The other word for proprioception is body thinking. The Root-Bernsteins describe how Feynmann imagined himself as a sub-atomic particle, and only then worked out the maths to express what he'd felt. Choreographers make dance by doing it: they think with their bodies to create. But in the normal use of 'think' proprioception isn't thinking, which is logical, conscious, and divorced from physical experience. It seems to me that it's far more of a sixth sense than the phenomena which are usually given that name, because intuition, second sight, ESP or seeing ghosts, are mental. Proprioception is a sense because it's bodily, but it's not simply touch either, or taste or smell or hearing or sight, and yet it is utterly physical and sensory. Many - most? - all? - writing tutors will talk about using all five senses to write, because it's in the particulars of sensory experience, which is actually the only way that we can encounter the world, that we persuade readers that everything else we've invented is authentic too. So, next time you're imagining a scene, don't just think of the smell of the Gauloises or the taste of the coconut milk, the rattan of the café chair under your thighs, let alone the colour of the doves wheeling around the belfry or the feathery rattle of their wings. Here comes the lover, or the enemy: how does your body feel the move forwards, the spring up, the knees straightening and the ground newly hard under your feet as you stand, with your hand still pressed onto the table, to steady your heart.

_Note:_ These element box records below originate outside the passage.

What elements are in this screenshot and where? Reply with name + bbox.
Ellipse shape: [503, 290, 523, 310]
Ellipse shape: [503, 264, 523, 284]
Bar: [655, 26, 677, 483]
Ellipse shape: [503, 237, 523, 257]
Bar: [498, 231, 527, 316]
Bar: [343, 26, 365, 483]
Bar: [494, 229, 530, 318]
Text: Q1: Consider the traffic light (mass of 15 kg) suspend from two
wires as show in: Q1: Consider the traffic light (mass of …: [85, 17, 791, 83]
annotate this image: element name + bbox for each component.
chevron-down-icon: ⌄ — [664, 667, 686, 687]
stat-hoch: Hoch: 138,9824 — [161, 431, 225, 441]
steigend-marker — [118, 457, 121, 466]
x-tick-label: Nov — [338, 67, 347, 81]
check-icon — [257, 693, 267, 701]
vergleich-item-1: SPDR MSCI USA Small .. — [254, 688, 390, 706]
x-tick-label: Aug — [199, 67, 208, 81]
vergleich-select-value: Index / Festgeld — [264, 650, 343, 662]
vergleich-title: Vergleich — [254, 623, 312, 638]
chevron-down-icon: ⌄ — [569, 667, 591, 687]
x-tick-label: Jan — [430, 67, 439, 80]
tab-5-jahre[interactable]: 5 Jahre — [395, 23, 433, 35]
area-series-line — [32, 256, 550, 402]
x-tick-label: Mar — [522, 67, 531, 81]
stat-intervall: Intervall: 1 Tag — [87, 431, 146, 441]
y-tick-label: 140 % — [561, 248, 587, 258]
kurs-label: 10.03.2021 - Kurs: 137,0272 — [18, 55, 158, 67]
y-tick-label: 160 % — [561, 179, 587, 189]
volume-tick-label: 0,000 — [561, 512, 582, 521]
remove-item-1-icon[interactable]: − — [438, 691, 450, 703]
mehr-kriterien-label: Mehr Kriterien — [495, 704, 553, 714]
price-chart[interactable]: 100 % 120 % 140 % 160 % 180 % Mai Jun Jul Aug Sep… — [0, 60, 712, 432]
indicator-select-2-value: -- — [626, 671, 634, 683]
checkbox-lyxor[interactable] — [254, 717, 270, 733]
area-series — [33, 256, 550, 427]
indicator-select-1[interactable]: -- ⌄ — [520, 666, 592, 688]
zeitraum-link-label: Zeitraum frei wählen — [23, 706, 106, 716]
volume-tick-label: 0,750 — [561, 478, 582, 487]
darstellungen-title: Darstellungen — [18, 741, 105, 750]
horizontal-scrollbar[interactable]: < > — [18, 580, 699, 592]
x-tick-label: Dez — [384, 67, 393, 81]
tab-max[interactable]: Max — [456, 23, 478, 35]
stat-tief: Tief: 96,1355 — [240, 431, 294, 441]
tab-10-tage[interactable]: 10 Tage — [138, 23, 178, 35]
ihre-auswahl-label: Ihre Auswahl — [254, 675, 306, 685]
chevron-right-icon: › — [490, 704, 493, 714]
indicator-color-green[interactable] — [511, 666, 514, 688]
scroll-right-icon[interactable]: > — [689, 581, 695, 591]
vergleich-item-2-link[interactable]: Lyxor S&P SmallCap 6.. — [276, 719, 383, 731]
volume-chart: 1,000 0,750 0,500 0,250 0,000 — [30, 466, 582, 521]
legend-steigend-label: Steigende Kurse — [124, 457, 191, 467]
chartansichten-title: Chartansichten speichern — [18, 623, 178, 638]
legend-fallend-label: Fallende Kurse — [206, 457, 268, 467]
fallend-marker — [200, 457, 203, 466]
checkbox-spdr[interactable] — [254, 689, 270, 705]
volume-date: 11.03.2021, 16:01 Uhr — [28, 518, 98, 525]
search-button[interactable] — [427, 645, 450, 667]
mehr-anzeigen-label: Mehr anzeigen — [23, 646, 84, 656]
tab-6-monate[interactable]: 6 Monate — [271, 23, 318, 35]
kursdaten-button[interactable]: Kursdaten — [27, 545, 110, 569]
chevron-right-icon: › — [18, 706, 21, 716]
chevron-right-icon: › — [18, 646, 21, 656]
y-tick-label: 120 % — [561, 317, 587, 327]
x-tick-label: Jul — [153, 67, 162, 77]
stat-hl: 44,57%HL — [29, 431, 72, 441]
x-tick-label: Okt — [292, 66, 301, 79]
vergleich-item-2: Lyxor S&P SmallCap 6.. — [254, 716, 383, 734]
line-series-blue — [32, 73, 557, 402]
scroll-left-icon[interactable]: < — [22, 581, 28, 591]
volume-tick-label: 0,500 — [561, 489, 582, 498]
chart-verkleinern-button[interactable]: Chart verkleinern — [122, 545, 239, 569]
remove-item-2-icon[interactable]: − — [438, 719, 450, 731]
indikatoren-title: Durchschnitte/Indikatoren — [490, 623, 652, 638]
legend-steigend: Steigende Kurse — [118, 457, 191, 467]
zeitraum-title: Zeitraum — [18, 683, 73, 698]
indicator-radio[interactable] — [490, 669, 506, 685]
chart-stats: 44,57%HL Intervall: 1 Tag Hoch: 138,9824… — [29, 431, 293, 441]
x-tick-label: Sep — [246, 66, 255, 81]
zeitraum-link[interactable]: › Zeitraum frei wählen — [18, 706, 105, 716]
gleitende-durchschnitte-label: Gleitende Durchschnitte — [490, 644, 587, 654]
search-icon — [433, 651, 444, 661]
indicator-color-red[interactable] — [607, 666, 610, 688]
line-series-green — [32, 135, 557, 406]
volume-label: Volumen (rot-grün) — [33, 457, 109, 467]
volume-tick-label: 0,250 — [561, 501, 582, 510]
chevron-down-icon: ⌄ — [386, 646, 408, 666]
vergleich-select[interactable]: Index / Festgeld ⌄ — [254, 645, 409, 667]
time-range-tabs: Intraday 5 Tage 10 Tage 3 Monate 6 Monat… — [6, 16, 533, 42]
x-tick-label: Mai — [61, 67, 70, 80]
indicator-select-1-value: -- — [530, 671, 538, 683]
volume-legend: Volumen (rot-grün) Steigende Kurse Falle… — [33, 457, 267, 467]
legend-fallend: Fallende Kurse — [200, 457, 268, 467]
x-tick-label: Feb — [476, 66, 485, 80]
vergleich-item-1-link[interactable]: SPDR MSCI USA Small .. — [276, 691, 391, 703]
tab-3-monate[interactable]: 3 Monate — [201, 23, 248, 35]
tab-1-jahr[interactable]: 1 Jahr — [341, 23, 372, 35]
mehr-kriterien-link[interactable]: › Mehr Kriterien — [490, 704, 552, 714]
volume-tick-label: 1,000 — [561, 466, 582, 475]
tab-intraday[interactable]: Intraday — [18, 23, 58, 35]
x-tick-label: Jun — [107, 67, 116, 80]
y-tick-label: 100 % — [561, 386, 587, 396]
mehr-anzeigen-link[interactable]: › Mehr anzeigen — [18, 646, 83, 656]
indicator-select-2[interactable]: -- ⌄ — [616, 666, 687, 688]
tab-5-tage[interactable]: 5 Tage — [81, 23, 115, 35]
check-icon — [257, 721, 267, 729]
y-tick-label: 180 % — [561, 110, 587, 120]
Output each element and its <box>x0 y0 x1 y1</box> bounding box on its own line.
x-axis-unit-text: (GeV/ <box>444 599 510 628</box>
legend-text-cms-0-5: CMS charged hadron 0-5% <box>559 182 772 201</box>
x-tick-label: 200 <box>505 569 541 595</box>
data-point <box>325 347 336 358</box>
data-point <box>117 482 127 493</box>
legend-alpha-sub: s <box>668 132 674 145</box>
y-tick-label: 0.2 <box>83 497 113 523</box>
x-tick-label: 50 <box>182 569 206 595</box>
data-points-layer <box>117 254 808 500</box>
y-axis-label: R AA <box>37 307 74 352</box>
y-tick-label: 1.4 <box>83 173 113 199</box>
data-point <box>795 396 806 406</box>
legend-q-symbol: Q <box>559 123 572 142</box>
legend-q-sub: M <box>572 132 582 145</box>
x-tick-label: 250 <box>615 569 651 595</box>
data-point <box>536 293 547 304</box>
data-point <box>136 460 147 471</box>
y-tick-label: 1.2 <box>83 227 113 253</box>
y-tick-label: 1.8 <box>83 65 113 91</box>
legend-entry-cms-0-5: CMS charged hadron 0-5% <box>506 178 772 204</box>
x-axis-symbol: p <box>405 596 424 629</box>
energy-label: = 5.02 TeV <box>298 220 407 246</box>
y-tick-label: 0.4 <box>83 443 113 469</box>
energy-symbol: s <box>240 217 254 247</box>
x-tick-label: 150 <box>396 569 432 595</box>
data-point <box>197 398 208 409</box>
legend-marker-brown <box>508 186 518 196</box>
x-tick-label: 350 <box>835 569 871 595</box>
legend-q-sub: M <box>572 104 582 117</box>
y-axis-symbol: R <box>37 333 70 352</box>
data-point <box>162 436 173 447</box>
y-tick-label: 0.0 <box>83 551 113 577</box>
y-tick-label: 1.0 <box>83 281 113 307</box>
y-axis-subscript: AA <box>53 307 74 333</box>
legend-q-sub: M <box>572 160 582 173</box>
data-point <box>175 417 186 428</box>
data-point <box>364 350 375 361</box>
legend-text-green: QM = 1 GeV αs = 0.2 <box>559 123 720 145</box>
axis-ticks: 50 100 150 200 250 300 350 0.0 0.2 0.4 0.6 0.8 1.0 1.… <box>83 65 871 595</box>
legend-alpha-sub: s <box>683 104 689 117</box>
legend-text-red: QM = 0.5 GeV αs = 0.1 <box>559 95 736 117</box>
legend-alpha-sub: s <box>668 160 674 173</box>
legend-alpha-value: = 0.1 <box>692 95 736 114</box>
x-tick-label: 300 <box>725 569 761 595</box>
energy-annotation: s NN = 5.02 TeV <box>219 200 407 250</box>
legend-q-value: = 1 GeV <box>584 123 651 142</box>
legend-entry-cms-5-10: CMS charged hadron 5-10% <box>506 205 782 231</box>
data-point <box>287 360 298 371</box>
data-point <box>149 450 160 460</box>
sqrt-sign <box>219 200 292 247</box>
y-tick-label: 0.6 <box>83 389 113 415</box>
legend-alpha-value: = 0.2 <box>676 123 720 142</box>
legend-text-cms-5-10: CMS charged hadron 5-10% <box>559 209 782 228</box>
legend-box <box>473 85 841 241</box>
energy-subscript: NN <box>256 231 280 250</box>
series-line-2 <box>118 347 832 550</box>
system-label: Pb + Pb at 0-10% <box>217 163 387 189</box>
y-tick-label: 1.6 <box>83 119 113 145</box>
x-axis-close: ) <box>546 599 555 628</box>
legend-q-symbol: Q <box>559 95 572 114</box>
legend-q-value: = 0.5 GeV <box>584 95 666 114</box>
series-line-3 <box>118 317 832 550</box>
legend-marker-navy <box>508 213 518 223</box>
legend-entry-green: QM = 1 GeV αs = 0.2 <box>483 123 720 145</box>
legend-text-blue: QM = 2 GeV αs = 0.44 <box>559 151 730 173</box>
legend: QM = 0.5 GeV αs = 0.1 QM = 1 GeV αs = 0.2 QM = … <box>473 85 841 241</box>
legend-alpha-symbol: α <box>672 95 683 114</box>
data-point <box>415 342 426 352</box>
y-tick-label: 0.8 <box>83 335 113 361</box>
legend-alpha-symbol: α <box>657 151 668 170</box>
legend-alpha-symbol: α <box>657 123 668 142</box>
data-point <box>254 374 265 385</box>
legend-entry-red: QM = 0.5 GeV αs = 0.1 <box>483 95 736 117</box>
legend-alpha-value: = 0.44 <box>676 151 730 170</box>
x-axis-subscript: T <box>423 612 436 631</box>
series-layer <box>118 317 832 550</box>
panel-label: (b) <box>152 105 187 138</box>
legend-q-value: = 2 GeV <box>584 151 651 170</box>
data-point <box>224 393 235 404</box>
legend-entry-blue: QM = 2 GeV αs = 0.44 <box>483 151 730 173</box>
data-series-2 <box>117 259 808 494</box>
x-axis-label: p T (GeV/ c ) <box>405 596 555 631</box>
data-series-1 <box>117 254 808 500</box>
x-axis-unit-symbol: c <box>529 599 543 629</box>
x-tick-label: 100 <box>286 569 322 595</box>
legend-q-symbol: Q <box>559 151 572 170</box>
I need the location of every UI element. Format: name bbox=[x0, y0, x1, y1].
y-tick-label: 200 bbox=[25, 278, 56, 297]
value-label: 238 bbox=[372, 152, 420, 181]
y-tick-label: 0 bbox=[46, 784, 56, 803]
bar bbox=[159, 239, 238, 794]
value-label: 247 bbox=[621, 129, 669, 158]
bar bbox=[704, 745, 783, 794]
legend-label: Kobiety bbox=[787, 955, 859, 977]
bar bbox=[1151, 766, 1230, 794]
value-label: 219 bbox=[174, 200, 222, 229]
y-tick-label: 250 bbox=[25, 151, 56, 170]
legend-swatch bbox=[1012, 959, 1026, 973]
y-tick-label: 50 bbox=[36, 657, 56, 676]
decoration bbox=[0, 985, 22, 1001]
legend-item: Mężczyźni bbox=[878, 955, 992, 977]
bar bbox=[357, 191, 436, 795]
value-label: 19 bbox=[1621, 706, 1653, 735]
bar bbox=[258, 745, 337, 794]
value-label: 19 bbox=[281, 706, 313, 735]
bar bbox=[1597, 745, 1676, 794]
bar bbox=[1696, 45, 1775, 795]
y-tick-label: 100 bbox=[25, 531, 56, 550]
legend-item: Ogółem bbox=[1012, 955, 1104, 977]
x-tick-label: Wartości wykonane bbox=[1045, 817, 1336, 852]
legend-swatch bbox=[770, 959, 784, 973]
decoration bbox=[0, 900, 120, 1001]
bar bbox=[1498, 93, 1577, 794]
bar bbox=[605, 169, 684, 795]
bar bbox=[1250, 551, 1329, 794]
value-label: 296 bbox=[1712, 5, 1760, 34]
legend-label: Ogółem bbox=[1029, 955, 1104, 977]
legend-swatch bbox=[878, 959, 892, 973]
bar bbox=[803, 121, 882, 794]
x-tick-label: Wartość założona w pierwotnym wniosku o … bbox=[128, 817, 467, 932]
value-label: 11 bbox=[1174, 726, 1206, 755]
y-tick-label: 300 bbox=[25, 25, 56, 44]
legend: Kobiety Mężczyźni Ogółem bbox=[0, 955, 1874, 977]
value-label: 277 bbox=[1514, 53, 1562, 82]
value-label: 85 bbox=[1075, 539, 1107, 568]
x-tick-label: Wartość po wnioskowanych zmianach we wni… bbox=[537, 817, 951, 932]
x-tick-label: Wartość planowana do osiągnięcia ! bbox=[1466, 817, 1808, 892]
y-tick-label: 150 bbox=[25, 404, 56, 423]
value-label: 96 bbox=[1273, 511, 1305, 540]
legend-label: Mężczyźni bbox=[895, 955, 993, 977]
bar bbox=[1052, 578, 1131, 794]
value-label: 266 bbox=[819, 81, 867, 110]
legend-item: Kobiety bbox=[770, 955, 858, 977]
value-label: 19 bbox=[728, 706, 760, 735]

But the Root-Bernsteins don't stop there, as many neuropsychologists do, with movement real and imagined. They argue that proprioception includes 'how we feel viscerally and emotionally' and I agree with them: all emotions have a bodily aspect beyond (or instead of) facial expression. One of my favourite challenges, in writing, is the problem of conveying how strong emotion feels, in real, physical terms. From the sting in the palms of your hands and feet when you look up from your work and see a figure standing in the doorway, to the - what? - pouring through you when you tell him it's all over, or he tells you that it's not...
One of the oddities of writing as an art form is that, as an object, a book is virtually devoid of sensory content. Even the paper and ink, though it may be nicer or nastier, has very little to do with the words, and the physical existence of the book is largely irrelevant to the text that we write, read, analyse and re-publish. Poetry has prosody - sound and rhythm - it's true, so it shares that with music, but reading a poem is a far more complete experience than reading a score is. By contrast the paint of a painting is part of the viewer's experience, music is all sound, and reading a list of steps is not the same as watching a ballet. You could argue that each art spends much time trying to do what it does least naturally: painters on canvas spend years learning perspective, sculptors do everything to show movement, composers want to make their audience think. Even so do we try to bring about in our readers some kind of mimesis of these quintessentially non-verbal phenomena: hate, shock, love, desire; the spin of a waltz step, the recoil of a gun; the weight of a baby, and the ache in your upper arms when it's gone.